Molecular profiling has clarified biologically and clinically meaningful subtypes of gliomas with distinct TMEs. IDH-mutant gliomas generally show reduced immune infiltration and angiogenesis, whereas IDH-wildtype GBM features an immunosuppressive but highly infiltrated, angiogenic, and glycolytic microenvironment with extensive intercellular communication. These differences inform the development of TME-targeting therapies. Early signals of efficacy are emerging for CAR-based cellular therapies, vaccines (including mutant IDH1), and novel combinations (e.g., PARP inhibitors, MEK inhibitors in select populations). Future research should refine TME-driven patient stratification, elucidate neuron–glioma and glia–tumor interactions in IDH-mutants, exploit metabolic–immune crosstalk, and optimize combinatorial regimens to overcome immune evasion.

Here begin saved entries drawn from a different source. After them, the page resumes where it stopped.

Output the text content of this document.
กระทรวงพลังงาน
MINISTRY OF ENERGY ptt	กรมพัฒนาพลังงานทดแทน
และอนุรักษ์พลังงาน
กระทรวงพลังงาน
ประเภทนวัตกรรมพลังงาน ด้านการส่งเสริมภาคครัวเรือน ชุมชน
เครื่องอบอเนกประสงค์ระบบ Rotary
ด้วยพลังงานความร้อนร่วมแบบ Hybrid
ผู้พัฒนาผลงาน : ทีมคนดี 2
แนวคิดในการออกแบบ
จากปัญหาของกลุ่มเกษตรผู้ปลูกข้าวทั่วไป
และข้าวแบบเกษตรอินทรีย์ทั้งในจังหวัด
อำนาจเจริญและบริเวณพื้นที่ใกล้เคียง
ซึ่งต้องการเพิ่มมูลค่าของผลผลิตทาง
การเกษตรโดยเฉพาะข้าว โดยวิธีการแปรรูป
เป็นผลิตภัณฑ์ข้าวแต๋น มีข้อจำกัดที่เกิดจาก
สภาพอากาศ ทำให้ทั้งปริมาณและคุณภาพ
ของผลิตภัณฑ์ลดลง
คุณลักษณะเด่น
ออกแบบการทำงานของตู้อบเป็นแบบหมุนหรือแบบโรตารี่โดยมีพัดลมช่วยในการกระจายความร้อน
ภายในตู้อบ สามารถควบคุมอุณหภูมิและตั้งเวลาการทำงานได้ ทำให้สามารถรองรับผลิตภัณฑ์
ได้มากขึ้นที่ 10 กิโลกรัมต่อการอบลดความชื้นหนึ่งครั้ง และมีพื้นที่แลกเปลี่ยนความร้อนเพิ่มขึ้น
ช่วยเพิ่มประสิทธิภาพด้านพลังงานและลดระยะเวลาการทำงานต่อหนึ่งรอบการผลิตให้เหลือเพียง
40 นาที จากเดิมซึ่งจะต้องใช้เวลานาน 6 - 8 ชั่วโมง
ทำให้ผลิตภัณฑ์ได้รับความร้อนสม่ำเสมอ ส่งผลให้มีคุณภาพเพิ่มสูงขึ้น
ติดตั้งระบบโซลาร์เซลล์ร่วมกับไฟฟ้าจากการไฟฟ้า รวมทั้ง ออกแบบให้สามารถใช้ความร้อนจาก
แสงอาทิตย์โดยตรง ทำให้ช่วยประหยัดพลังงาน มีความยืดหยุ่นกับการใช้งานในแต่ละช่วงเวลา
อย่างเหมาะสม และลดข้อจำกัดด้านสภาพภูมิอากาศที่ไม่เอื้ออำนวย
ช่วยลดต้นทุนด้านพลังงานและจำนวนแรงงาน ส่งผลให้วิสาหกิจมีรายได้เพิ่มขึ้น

Most available data derive from high-grade gliomas, particularly IDH-wildtype GBM, with fewer comprehensive studies in IDH-mutant tumors and pilocytic astrocytoma. Neuron–tumor and glial interactions in IDH-mutated gliomas remain insufficiently characterized. Differences in study platforms (bulk vs single-cell) and limited functional validation constrain generalizability. As a narrative review, conclusions synthesize heterogeneous sources without primary experimental methods.